Anyway, the plan is to do formula through the button for a week, then try breast milk. If the breast milk still doesn’t work, we’ll have to take out a second mortgage to afford more of this formula. Did I mention how expensive it is?
Well, that had been the plan, but then they did a “swallow study”, where they had Gus swallow some barium dye and then did an x-ray to see if it wasn’t going into his lungs. Well, the exciting news is that, unlike all the other times we’d done the study, Gus was swallowing like a champ! Everything was going in the stomach, and none of it was going in the lungs.
So our altered plan was to feed Gus through a bottle, see how much he ate, and then do the rest in his button. Because we had to give Gus 95 mL of fomula, or about 4 oz, every three hours. Why three hours? Why 95 mL? Where did those numbers come from? I don’t know. Those are just what they gave to us.
This wasn’t working so well. Well, the bottle feeding part went great. Gus has taken to the bottle like you wouldn’t believe. It’s just the button feeding. We set the feeding put to go for 30 minutes, and the poor baby would start screaming and crying for the last ten minutes, and need at least ten minutes of holding and rocking to calm down afterwards.
We don’t know for sure, but we think it’s because his stomach is still underdeveloped and small. We don’t know if he’s able to handle that much at one time. Or maybe it’s something else. Who knows?

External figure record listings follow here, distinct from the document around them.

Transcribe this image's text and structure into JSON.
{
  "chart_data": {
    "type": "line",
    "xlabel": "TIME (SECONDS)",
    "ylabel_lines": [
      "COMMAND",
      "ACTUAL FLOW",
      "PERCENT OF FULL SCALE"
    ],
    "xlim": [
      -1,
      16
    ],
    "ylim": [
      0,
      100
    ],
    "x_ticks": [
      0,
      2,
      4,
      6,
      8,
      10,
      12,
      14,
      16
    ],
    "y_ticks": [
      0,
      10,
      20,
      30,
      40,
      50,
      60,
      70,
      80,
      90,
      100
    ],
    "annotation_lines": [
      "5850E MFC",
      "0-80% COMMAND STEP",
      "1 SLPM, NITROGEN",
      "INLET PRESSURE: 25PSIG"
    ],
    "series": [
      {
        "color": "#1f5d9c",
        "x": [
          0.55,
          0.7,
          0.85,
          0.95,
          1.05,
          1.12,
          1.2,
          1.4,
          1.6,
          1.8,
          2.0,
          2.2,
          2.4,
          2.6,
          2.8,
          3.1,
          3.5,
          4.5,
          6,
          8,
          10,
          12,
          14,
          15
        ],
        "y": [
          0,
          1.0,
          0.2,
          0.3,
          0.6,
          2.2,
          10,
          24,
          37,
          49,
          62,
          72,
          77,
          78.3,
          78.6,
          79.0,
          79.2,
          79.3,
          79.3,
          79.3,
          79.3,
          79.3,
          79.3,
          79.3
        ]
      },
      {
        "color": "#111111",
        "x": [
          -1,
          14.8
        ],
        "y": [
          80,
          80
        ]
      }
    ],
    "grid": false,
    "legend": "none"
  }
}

And then he’d often start crying the 15 minutes before he was supposed to be fed. Now instincts or common sense might tell you, “Well, gosh, maybe the baby is hungry.” But since he doesn’t tell you what’s wrong, you start thinking of all the other things it could be. “Is the button making him uncomfortable? Is he just tired?” The tired explaination makes sense since he otherwise spent so much time crying. And besides, you have this chart which says he doesn’t get fed until 2 p.m.

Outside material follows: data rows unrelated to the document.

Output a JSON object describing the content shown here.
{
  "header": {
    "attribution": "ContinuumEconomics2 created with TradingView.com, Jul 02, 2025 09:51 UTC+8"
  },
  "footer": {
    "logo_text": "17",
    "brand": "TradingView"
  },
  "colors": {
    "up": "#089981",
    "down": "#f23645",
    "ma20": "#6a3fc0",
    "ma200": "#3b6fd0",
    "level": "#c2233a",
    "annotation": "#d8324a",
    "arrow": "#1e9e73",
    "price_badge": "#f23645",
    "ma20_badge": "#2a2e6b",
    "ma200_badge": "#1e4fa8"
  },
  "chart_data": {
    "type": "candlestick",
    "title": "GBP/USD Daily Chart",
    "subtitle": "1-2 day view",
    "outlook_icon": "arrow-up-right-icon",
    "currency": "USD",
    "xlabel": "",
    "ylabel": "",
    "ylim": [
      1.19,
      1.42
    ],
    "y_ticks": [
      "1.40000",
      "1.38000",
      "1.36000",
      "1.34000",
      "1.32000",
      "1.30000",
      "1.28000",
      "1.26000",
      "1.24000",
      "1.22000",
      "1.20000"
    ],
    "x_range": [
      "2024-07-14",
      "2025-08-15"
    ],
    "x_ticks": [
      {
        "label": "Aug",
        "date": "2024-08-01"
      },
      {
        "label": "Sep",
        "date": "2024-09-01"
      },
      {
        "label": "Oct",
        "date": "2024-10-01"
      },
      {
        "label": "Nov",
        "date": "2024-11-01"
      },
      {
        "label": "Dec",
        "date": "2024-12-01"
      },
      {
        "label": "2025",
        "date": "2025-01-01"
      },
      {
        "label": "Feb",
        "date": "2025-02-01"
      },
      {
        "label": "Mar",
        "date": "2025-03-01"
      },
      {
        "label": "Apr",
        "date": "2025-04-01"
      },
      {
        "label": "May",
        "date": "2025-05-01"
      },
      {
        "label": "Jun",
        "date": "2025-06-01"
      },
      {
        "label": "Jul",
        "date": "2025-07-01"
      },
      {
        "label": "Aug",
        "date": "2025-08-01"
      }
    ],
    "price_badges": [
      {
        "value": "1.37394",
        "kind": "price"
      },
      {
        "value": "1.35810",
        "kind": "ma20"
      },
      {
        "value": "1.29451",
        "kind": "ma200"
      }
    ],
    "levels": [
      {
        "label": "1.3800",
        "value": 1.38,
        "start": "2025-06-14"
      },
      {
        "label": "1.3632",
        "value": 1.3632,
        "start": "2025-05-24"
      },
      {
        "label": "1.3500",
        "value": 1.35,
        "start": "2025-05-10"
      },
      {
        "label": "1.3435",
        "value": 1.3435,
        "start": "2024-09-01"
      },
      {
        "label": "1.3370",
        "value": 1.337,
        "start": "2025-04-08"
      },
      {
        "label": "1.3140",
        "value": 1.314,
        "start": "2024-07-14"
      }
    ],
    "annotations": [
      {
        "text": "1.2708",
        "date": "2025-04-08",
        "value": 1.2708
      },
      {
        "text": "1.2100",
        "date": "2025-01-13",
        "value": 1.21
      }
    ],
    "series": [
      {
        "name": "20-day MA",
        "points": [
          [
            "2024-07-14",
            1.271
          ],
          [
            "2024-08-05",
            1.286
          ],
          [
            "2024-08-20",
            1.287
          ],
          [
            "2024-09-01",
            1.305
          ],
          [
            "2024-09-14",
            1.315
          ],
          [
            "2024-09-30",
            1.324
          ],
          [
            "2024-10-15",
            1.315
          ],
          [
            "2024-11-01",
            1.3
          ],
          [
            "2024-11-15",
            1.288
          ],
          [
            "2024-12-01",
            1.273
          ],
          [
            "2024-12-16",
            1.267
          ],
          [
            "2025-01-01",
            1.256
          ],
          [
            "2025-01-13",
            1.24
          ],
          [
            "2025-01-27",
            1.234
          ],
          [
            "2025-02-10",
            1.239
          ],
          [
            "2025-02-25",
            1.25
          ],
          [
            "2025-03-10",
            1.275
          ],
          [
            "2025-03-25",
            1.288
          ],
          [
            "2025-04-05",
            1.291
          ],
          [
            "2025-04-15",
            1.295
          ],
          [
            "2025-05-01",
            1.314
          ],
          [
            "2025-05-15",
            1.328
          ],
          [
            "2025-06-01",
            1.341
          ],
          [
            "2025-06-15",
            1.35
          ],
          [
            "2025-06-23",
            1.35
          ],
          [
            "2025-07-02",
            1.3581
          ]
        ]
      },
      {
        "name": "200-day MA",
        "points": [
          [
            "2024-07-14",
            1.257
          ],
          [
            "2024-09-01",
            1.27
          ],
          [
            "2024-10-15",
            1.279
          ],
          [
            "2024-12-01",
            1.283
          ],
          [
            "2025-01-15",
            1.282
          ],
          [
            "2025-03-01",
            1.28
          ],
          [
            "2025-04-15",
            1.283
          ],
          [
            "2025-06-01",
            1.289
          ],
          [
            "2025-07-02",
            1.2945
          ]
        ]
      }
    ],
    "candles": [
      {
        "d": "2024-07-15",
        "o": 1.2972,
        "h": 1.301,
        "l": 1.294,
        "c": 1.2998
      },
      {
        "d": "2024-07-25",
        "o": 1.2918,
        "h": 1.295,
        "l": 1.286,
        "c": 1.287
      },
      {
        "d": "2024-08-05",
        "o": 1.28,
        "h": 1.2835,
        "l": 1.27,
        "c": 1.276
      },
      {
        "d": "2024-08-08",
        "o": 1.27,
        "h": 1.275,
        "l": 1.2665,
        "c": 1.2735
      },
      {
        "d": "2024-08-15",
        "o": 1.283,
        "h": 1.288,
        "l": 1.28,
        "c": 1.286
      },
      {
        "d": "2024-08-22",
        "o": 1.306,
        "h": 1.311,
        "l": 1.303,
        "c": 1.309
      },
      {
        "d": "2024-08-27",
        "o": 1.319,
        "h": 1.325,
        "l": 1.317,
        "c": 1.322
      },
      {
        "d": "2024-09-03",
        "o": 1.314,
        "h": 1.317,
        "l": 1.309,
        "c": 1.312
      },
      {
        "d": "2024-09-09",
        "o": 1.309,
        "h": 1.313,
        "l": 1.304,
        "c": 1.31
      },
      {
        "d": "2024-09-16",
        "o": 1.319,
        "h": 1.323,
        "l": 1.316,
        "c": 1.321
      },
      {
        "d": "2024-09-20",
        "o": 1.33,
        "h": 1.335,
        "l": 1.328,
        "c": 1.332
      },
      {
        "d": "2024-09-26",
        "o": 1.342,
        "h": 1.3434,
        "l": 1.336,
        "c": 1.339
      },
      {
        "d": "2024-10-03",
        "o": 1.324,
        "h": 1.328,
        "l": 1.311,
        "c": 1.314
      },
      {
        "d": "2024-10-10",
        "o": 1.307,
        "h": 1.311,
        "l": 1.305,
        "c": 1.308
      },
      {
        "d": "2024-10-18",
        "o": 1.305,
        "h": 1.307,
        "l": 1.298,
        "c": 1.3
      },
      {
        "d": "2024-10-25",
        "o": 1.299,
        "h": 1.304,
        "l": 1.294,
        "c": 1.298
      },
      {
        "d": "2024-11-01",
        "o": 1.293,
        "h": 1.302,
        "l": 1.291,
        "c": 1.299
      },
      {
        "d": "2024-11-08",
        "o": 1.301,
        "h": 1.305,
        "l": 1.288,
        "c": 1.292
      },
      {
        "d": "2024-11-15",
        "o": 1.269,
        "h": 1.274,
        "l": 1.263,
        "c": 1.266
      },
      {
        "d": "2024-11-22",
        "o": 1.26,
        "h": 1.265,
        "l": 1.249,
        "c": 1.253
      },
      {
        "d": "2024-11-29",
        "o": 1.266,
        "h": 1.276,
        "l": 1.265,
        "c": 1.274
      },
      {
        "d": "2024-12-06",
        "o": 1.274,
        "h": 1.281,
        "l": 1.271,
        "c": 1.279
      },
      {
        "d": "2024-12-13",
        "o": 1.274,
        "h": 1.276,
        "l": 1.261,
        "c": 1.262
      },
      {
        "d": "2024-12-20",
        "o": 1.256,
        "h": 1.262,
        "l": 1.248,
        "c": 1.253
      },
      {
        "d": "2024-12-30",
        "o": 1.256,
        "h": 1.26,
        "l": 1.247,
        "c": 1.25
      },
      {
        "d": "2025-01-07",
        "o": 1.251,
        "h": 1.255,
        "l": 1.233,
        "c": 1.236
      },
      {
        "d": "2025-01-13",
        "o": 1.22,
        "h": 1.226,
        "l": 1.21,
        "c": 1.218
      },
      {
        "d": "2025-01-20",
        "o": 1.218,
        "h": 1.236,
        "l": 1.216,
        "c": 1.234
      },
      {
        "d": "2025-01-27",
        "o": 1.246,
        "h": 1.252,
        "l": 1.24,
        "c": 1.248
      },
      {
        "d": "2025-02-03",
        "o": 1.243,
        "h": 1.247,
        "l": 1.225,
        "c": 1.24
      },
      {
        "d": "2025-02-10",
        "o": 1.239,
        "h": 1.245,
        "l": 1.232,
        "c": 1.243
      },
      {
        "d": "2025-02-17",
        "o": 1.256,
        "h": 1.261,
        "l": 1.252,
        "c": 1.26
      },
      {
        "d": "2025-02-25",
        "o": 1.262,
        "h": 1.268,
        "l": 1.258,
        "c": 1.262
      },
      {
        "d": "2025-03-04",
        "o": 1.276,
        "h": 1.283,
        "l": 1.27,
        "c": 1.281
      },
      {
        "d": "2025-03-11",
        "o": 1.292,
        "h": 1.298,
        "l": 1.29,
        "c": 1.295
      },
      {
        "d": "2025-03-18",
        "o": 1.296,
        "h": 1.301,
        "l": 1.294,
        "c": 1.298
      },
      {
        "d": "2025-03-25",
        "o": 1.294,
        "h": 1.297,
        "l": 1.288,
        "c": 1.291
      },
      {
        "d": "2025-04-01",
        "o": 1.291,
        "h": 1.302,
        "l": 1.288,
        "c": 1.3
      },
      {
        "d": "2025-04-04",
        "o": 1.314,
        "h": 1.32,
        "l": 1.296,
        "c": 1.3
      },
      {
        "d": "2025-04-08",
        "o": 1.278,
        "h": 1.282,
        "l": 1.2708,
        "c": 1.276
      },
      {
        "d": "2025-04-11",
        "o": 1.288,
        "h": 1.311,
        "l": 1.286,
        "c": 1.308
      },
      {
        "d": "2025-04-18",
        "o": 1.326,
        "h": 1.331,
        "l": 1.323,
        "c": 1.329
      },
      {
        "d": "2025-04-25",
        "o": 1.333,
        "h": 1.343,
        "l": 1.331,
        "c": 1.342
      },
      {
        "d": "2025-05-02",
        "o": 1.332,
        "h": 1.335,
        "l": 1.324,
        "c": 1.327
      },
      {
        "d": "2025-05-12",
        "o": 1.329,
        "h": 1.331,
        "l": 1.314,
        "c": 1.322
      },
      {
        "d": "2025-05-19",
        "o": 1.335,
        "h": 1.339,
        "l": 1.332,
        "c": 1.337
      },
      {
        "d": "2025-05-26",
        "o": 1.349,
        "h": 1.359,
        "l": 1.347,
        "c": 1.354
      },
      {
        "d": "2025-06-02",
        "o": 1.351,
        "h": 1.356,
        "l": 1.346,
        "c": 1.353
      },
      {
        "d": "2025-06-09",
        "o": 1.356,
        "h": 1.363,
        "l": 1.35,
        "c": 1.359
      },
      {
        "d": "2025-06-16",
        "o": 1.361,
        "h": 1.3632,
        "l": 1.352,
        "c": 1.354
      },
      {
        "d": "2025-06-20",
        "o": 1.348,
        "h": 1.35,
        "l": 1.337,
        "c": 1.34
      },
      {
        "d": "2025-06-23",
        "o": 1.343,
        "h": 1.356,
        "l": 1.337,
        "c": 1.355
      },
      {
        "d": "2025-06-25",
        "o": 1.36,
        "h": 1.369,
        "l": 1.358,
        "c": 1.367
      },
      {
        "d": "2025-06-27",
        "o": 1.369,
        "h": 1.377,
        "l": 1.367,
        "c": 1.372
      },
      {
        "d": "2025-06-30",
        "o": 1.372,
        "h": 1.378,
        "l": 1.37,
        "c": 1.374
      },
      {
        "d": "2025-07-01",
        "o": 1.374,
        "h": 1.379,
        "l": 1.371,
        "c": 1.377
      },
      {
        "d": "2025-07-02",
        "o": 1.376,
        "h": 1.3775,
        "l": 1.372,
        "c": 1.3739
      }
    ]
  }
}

We tried that for a day, and we decided that something had to give. Nobody was happy. The problem was that Gus needs to put on weight, but he was having trouble handling all the food he needs to make that happen. What could we do? But this morning, Gus ate a whopping 2 oz in one sitting. Amazing! He was halfway through his usual feeding. So maybe, if we fed him half as much, twice as often, he’d get all the food he needs and would be quite a bit less miserable.
So we decided to see what would happen if we just fed him every time he seemed upset. We kept track how much he was eating, and if he still hadn’t had 95 mL after three hours, we’d do the button feeding. After three hours, he had eaten more than 95 mL. What’s more, he looked happier than he’d looked in days. I was highly optimistic. Mrs. J was very cautiously optimistic.
So we skipped the button feeding that three hour block. And the next one. And the one after that. The only issue was, what do we do about the night time? We kicked that one around and decided if Gus is hungry enough, he’ll wake up and let us know he’s hungry. We decided that if we wake him up to feed him, we’ll just be reducing the amount of food he wants durning the day. Besides, he’s a growing boy. He needs sleep. We all do. I’ll keep you posted on that.
Basically, Gus is eating like a regular baby. We feed him when he cries, and don’t force anything on him. Although we’re still keeping close watch on how much he has.
Mrs. J is still cautiously optimistic, but I think this is terrific.
And the moral of the story, besides the fact that Gus is awesome, is that there’s a lot of guessing in medicine. Sure, doctors are making very educated guesses, what with their decade or so of training. But parents spend way more time watching the baby and thinking about him than they do. Sometimes you need to just trust yourself.
* Adults’ bodies also know what they need, except that most adults’ diets are pretty awful. So the body’s usual signals about when and how much to eat ends up getting drowned out by the signal for more Chili Cheese Fritos.